Some college graduates go right from school to their first “professional” job.
Not Laura Muren – she’s taking a trip to Europe – by herself – for 5 1/2 weeks – carrying nothing more than a backpack and a curious sense of adventure.
Muren, a Wayne High School graduate, recently finished her degree in business administration at Wayne State College and found that she had some time to kill before she begins work this March as manager of a Target store in Des Moines, Iowa.
So, with two months between receiving her degree and starting her new career, she figured now would be a good time to do some traveling and see the world.
“I did the travel abroad program at Wayne State College and went to Greece two years ago, and it was an amazing experience,” she said shortly before taking off on her journey. “I wanted to go back to Europe again and travel after graduation. I didn’t know where or with who, but I knew I wanted to do it.”
Muren saved up to pay for the trip, using quarters she would get from tips from her days working at The Max Bar & Grill in downtown Wayne. By the time she cashed in the quarters, she and a friend had to literally roll two large plastic jars into the bank to cash in $2,358 worth of quarters. (Doing the math, that amounts to 9,432 quarters, weighing almost 118 pounds.)
She did a ton of research to figure out her itinerary and found some low-cost air travel that will take her from Omaha to Chicago, then overseas to Kevlavik, Iceland before arriving at her final destination at Heathrow Airport in London, England.
The journey starts in England and will take her to about a dozen stops over the 38 days she will be in Europe, carrying only a backpack with a couple of changes of clothes and the basic necessities – including powder detergent to wash clothes by hand.
As she was figuring out her itinerary, she said she became overwhelmed when trying to list all the sites she wanted to see while she was there.
“I wanted to make a huge list of every place I wanted to see in every country, and I started with Brussels, Belgium, and my list there was two pages long,” she said. “I decided to just plan the trip and be spontaneous as far what I’m going to see. They have pamphlets in the airports and train stations, and the people I’ll stay with will be able to suggest some things as well.”
Muren will travel on the EuroRail and used the Airbnb website, which is a network of home owners who rent rooms or entire houses out to travelers, to line up her stays along the route.
“People rent out their homes for the weekend or will rent out a room, so I’ll be staying with some families and some different people, old and young,” she said.

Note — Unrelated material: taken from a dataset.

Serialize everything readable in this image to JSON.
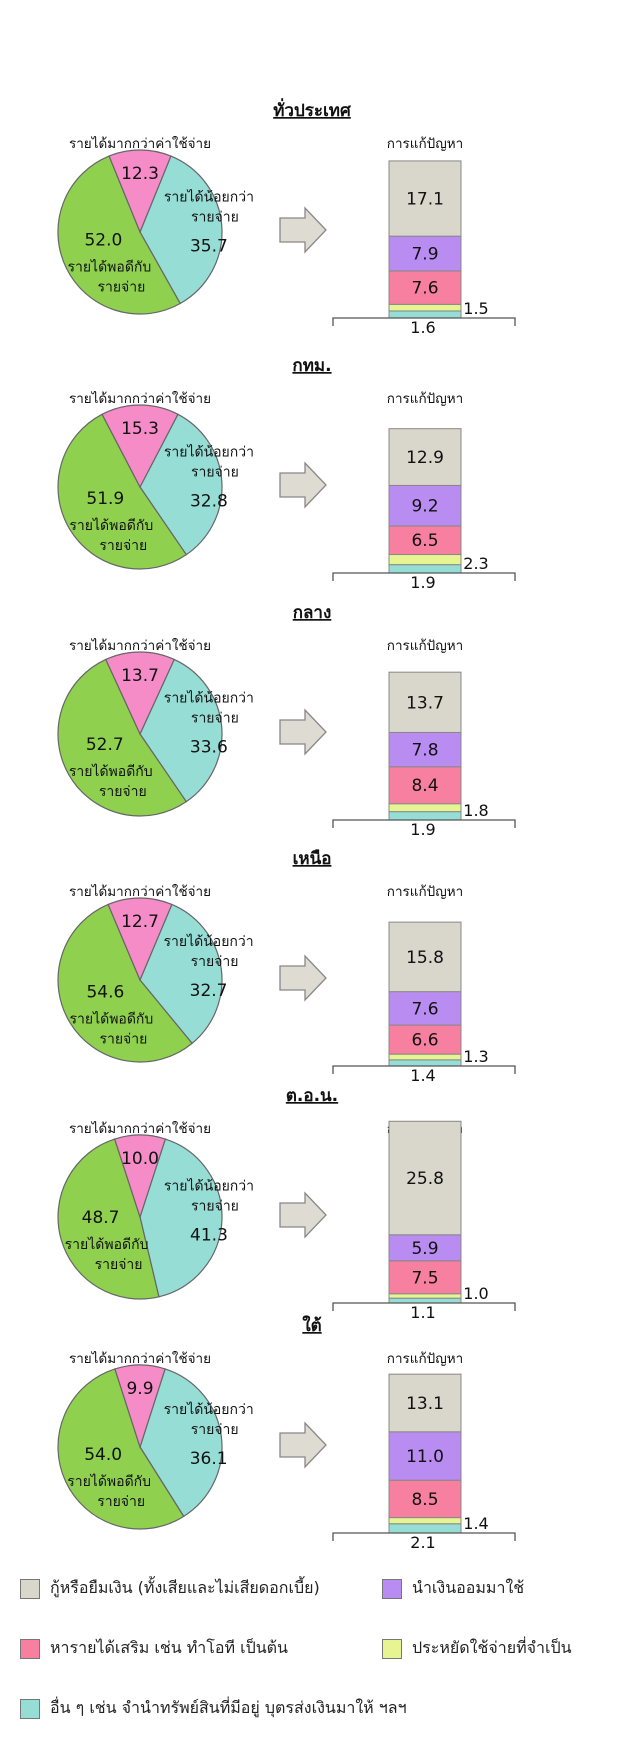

While she’s on her journey, Muren will update the folks back home with a website she built called “My European Adventure” that she will update at each of her stops. She is staying at homes where wi-fi is available, which was more challenging to line up than it might be back home.
“I had to make sure every place I stay at has wi-fi so I can update the website,” she said. “It’s not as accessible in some countries as it is here, but every place I’m staying at has it so I’ll be able to do my website.”
She said she also plans on updating her social media accounts on Facebook, Twitter and Instagram so friends and family back home will be updated as well.
“I’ll blow up everybody’s news feeds with it,” she said, laughing.
Her trip will take her from London to Brussels, Amsterdam, Luxembourg, Zurich, Venice and the Austrian cities of Salsburg and Vienna. After that, she’ll visit Budapest, Prague and Berlin before flying to Kevlavik and then traveling to Reykjavik, Iceland before returning home.
While there are countless sites she will be able to visit, she’s also going to take in the culture and visit with the people in the countries she will visit.
“I’m going more for the culture,” she said. “I want to see how people treat each other, what they eat, how they dress. I think you can learn so much about other people and respect their cultures more by going there.”
Family and friends are worried about the 23-year-old traveling across Europe by herself, and while she said she’s thought about it, she believes she will be safe on her journey.
“It would be silly not to be a little anxious about being a young American girl traveling overseas, but I’ve been to Europe before so I know what to look out for and how to carry myself, so hopefully it’s not something I’ll need to worry about,” she said. “As long as you’re smart over there, you’ll be OK.”
When she returns home in mid-February, she hopes to bring back not only a lot of memories, but a better understanding of people whose lives are different from what she is used to back home.
“When I came back from Greece a couple of years ago, I felt different about people and understood and respected them more, and my sense of adventure grew as well,” she said. “I’ve always had the travel bug, and this is a chance to get some of that out of my system before I start my career and eventually settle down and get married and have a family.”
“This is something that’s outside of my comfort zone,” she added. “But that’s when you really grow and really learn about yourself and others, when you do something that’s outside your comfort zone. It’s kind of crazy that I’m doing it alone, but it’s something I’ve always had on my bucket list so I’m looking forward to it.”